Tuesday 2 August 2011

On Being Wrong

Every so often a theme emerges and is repeated in conversations with pupils and clients. Of late it has been around the question of being wrong. It is something that happens to everybody and not just once either. What is important is not so much the fact of being wrong, but our attitude and the attitude of those around us. That is not say that the consequences of any particular act are not important, they are - affecting our attitude and the attitudes of those around us. Our attitude here, as in so much of life, tends to be habitual, the result of choices, sometimes long forgotten, that reach far into the future, helping or condemning us, depending on, how we feel about, how we react to, how we see ourselves, when we get it wrong.
Two basic attitudes to being wrong have emerged during these conversations. There are those who do not want to be wrong, who do not want to fail, who always want to be right and those that accept that they will get it wrong, at least some of the time and use that as an opportunity for learning, for getting better at what they want to do, or for reconstruing their path and finding a new way. The former attitude if held to, always seems to lead to stagnation, to a failure to learn, stifling creativity and new growth, in the search of a vanishing certainty, that has become a mirage, leading not to water but to a desert.

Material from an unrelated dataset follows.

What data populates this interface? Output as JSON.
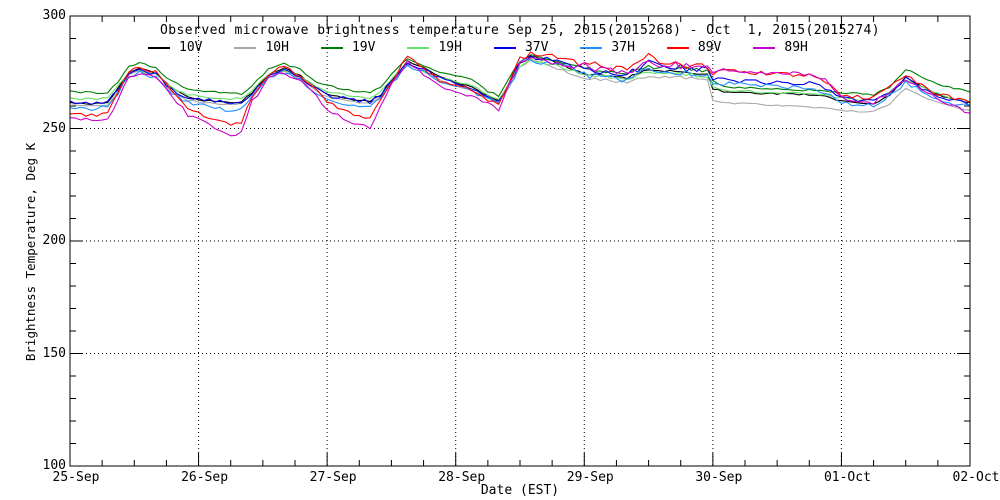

Changing such attitudes is sometimes easy, sometimes not, sometimes requiring a great deal of insight and reconstruction for experimentation to become a way of life. Intelligent experimentation is what marked Alexander's discovery, after he realised that he must be doing something wrong in using his voice and therefore be causing the vocal problems that were effecting his career. You can read about this in the first chapter of his third book 'The Use of The Self.' This account fits perfectly with how George Kelly saw people as 'personal scientists', and is a paradigmatic example of how to work on problems. It is a great way to look at teaching and learning the Alexander Technique. It is also a great way to look at therapy and relationships. What makes it a great way here, is that it treats people as equals, with lives to live, seeing difficulties and challenges as natural parts of life, to be faced, overcome, in a world of uncertainties. Facing the unknown, as I blogged last week, is a stance cultivated in Alexander Lessons. It is a necessity for the personal scientist, wishing to chart a course to the future. It requires an ability to look at oneself calmly and accept where necessary that 'I was wrong,' before finding and committing again to a future hope. The alternative is a future, that is ever constricting, reliant on a past failures, with hope becoming more elusive. It is only by acceptance, that hope
might
reveal itself as an ever present possibility of the future.